Fantasy Games Usborne 1984

Fantasy Games Usborne 1984-2

Fantasy Games Usborne 1984-3

Fantasy Games Usborne 1984-4

I’m happy to say that Usborne has made this wonderful book available, along with several other early computer and coding books, right here.

Sirs, since when is a scholar a good fighter?

7 Responses to “<em>Write Your Own Fantasy Games for Your Microcomputer</em> (Usborne, 1984)”

  1. 1 narvo February 9, 2016 at 9:51 pm

    WOW! That’s so cool that they’ve provided the old ’80s coding books for FREE! Not only that, they actually provide explanations for each line or arrays of code. That was something the old Compute! mags never did, which was a nightmare for noob BASIC dabblers like myself, when it came to debugging and hacking.

    Now to hop on to my trusty TRS-80 emulator and relive those golden days of handcoding programs…
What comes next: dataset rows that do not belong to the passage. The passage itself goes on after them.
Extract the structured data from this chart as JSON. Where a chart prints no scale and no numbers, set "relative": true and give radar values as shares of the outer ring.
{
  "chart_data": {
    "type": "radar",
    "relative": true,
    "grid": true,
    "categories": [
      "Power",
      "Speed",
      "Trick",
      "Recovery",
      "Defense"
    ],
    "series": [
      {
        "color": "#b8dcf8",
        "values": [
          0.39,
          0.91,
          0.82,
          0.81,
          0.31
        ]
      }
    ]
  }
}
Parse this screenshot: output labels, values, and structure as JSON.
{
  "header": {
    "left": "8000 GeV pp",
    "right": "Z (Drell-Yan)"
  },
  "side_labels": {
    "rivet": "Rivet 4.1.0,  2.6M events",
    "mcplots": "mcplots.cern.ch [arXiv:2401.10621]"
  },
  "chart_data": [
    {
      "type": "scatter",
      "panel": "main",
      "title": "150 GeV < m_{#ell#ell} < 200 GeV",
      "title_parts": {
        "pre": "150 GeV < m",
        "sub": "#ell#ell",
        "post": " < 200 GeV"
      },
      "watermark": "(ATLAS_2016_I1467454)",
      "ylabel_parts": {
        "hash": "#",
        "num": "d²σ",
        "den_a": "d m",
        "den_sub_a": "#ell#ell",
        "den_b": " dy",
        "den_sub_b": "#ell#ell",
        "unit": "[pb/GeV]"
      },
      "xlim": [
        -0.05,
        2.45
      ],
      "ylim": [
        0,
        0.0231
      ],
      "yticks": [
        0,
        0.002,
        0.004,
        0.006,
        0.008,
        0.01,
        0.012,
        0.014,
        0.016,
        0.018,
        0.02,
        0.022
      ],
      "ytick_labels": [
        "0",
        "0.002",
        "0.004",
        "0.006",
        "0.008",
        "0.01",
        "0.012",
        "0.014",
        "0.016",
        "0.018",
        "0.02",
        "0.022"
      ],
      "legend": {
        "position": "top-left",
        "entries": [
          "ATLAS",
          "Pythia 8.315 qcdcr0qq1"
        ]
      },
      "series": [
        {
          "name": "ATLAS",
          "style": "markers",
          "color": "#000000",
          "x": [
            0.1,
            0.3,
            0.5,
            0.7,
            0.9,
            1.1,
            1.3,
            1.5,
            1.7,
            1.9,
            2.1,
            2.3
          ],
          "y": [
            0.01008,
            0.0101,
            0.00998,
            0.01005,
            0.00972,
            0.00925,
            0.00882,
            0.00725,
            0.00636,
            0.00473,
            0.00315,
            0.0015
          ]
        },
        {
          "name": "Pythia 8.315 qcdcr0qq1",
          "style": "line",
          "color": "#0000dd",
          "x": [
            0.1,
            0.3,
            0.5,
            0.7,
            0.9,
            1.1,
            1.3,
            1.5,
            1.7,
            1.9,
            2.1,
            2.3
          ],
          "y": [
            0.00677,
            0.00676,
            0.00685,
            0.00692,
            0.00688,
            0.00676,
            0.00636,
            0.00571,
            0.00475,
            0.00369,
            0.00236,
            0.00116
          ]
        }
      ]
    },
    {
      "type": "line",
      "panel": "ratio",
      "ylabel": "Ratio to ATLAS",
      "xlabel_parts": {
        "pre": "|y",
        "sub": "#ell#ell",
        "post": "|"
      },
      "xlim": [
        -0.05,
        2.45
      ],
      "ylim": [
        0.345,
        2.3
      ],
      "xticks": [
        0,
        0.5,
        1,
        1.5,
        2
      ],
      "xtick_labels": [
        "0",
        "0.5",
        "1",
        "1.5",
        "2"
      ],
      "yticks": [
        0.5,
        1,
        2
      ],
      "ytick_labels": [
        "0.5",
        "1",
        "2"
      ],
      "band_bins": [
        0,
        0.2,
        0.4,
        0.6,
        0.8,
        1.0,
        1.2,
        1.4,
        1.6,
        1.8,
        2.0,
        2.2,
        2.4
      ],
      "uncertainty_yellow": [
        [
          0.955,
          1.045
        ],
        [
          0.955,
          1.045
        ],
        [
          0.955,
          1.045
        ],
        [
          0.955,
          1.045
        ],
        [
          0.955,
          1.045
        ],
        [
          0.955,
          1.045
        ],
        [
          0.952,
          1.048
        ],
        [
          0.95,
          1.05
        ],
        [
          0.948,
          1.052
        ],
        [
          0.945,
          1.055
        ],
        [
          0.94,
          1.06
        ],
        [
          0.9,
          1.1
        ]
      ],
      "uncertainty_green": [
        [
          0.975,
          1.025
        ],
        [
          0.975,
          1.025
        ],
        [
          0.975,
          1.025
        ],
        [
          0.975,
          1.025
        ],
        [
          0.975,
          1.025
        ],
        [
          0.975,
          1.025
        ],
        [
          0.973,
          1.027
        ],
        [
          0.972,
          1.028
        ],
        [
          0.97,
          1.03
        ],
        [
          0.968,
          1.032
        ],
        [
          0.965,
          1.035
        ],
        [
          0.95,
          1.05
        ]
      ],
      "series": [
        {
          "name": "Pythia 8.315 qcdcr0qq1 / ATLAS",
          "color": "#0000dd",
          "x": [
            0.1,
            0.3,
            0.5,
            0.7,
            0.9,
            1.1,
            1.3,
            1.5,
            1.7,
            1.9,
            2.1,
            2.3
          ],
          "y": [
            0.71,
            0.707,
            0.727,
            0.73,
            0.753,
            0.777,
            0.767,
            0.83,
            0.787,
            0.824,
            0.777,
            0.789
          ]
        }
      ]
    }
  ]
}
    • 2 narvo February 9, 2016 at 10:00 pm

      lol, on the Island of Secrets game, as it’s more complex, they even recommend the coding to be a 2-man operation. “See if you can persuade someone to read the listing out to you.” Hahahahah good luck!

      “As soon as you begin to feel irritable or panicky, STOP. You can always save what you have done and continue later.”

      That’s one thing I totally remember about coding in those old games from COMPUTE! …my eyes would be totally burning from reading and typing in all those lines of code. But I wanted to play the game so bad, I would hold out until my eyes were on fire. Geez..

    • 3 2W2N February 9, 2016 at 10:27 pm

      These are way cooler than the programming books made in the U.S.

      • 4 narvo February 10, 2016 at 6:33 pm

        Totally. Not only do they explain the code, they also encourage you to tweak the game by changing values in certain lines. It’s way more encouraging and fun that way. Why weren’t the U.S. programming books as immersive and kid-friendly as these??

        I remember going to my local library from 1983-85 (jr. high) and looking through so many different programming and DIY computer game books, and none of them ever had any real in-depth explanation as to what the code was accomplishing. Even if they did, it was super dry.

  2. 5 Sevenwinds February 10, 2016 at 1:25 am

    This is so so cool. Wish someone would do this for today and make it a kickstarter or something. I’d throw my money at it. I never knew of these books as a kid, 41 now.

  3. 7 Richard McKenna February 10, 2016 at 2:55 pm

    Pretty sure that Usborne were some kind of alien initiative to increase human intelligence or prepare us for the arrival of the galactic masters or something, presumably in a mothership that looked like one of those cool Usborne hot air balloons.